# Bound of the size of point set in projective plane.

For those familiar with combinatorial design, a projective plane is a $(q^2+q+1, q+1, 1)$ design. Geometrically, a projective plane of order $q$ is a set of points and lines through these points. There are $q^2+q+1$ points and $q^2+q+1$ lines in total. They satisfy the following condition:

1. every line has $q+1$ points
2. every point lies on $q+1$ lines
3. every 2 points lie on a unique line
4. every 2 lines meet at a unique point

Let $S$ be a set of points in a projective plane of order $q$. Suppose that no three points of $S$ lie on a line. Prove that $|S|\le q+1$ if $q$ is odd and $|S| \le q+2$ if $q$ is even.

Fix a point $x$ in $S$. For $y\in S$ and $y\ne x$, x and y lie on one of $q+1$ lines through $x$ and these lines must be different for different $y$. Thus we have $|S|\le q+2, \forall q \in \mathbb{N}$.

I'm having trouble showing that $|S| = q+2$ is impossible for odd number $q$. Any ideas?

• From what you have, it is easy to show that if $|S| = q+2$, then every line meets $|S|$ in 0 or 2 points. Now, pick a point $P$ not in $S$, and count the points of $S$ in terms of how the $q+1$ lines through $P$ meet $S$. Think in terms of parity. – Jeremy Dover Nov 29 '17 at 18:27
• @JeanMarie positive integer – xixumei Nov 30 '17 at 1:03
• @JeremyDover Get it. Thanks! – xixumei Nov 30 '17 at 1:06
• For readers that are not aware of this rich field : take a look at (arxiv.org/pdf/1603.05333.pdf) – Jean Marie Nov 30 '17 at 6:50
• @JeremyDover: I think you should expand this comment to an answer, since you did answer the question quite nicely. A quick argument as to why all the lines through a point in $S$ would need to pass through a second point in $S$ might be appreciated; it took me a minute to work this out. – MvG Nov 30 '17 at 23:32

## 1 Answer

A set of points in a projective plane such that no three points are collinear is called an arc. Suppose $S$ is an arc of size $q+2$ in a projective plane of order $q$, with $q \ge 2$. We claim $q$ must be even.

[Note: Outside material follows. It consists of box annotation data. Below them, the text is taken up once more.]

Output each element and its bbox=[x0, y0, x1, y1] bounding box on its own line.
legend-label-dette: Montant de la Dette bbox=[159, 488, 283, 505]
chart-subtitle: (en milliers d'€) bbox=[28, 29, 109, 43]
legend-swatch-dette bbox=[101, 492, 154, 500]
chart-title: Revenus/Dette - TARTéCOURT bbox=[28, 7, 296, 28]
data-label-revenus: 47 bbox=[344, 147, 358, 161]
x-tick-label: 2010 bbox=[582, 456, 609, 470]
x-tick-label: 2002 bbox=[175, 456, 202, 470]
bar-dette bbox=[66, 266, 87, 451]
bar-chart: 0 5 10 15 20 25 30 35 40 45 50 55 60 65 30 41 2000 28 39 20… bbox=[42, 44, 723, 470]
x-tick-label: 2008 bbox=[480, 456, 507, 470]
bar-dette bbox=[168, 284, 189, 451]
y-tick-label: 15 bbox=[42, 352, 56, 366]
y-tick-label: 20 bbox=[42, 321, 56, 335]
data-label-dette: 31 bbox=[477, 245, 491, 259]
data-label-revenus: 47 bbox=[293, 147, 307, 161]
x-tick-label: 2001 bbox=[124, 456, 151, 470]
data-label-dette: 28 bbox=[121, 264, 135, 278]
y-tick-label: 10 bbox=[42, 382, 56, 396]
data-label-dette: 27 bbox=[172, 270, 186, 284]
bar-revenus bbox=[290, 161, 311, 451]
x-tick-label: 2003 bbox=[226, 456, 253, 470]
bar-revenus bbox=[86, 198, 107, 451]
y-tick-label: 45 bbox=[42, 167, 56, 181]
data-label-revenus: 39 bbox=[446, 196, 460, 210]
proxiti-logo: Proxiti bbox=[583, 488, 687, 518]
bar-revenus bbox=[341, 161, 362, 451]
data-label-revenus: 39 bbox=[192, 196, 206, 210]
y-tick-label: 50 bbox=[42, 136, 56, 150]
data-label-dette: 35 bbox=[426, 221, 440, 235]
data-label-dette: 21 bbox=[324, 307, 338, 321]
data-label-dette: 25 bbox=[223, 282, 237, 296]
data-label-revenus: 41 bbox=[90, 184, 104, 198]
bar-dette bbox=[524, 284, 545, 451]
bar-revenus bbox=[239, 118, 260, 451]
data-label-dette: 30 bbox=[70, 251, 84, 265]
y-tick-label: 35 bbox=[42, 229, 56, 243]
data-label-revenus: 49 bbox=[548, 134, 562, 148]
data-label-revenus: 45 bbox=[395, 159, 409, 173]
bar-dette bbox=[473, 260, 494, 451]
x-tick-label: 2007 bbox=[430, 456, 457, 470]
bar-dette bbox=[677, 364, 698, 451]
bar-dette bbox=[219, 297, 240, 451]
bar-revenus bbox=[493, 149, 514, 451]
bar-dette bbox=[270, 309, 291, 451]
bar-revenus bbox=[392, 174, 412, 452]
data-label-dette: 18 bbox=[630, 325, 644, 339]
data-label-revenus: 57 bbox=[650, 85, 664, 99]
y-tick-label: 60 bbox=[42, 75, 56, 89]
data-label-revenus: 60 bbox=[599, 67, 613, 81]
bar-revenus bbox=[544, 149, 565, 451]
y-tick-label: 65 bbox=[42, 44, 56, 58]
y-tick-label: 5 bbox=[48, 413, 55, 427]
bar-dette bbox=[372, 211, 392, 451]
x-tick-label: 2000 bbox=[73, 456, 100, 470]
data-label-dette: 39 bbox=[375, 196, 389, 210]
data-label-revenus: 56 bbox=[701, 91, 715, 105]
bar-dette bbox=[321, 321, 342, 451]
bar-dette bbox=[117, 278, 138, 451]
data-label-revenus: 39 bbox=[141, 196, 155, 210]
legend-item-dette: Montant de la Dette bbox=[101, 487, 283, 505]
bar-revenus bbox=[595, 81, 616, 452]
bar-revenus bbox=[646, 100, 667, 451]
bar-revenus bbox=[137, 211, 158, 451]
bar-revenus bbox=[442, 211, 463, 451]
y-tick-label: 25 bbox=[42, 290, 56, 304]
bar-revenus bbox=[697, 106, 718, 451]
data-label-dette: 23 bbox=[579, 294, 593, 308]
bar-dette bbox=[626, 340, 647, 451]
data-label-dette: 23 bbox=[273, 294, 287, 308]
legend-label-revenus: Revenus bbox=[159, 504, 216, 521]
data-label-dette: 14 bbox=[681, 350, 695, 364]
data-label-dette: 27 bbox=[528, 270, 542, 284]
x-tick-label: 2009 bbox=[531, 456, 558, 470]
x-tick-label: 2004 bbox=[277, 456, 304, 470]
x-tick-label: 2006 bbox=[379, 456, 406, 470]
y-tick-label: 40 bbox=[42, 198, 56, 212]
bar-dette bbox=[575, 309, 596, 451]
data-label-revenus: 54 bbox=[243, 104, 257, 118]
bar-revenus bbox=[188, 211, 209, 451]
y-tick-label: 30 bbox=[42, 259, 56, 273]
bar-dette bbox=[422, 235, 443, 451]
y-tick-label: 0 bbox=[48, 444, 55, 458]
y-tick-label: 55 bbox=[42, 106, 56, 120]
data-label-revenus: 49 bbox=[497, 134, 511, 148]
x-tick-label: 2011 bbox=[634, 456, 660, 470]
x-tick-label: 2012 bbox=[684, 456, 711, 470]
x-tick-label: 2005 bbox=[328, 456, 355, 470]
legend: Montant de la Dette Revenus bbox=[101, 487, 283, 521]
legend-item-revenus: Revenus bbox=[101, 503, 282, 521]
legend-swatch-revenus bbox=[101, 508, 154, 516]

First note that every line $\ell$ of the plane meets $S$ in either 0 or 2 points. Letting $P$ be a point of $S$, count the set of flags (incident point-line pairs) $${\cal Z} = \{(Q,\ell):Q \in S \setminus \{P\} \; {\rm and} \; P,Q \in \ell\}$$ Picking $Q$ first, there are $q+1$ options, and then a single choice for $\ell$, so we have $|{\cal Z}| = q+1$. On the other hand, any line $\ell$ in a flag $(Q,\ell)$ contained in ${\cal Z}$ must meet $S$ in exactly two points, namely $P$ and $Q$, since $\ell$ cannot meet $S$ in more than two points. Once $\ell$ is selected, there is a unique point $Q$ such that $(Q,\ell) \in {\cal Z}$. Thus $|{\cal Z}|$ is exactly the number of 2-secants to $S$ through $P$, namely $q+1$. Since $P$ lies on $q+1$ lines, this shows that every line containing a point of $S$ meets $S$ in exactly two points, showing that every line of the plane meets $S$ in 0 or 2 points.

With that proven, let $R$ be a point off $S$, which exists since $q^2+q+1 \gt q+2$ for all $q \ge 2$. Let $x$ be the number of 2-secants to $S$ through $R$. Every point of $S$ lies on exactly one line through $R$, so we find that $|S| = 2x$. But $|S| = q+2$, which forces $q$ to be even.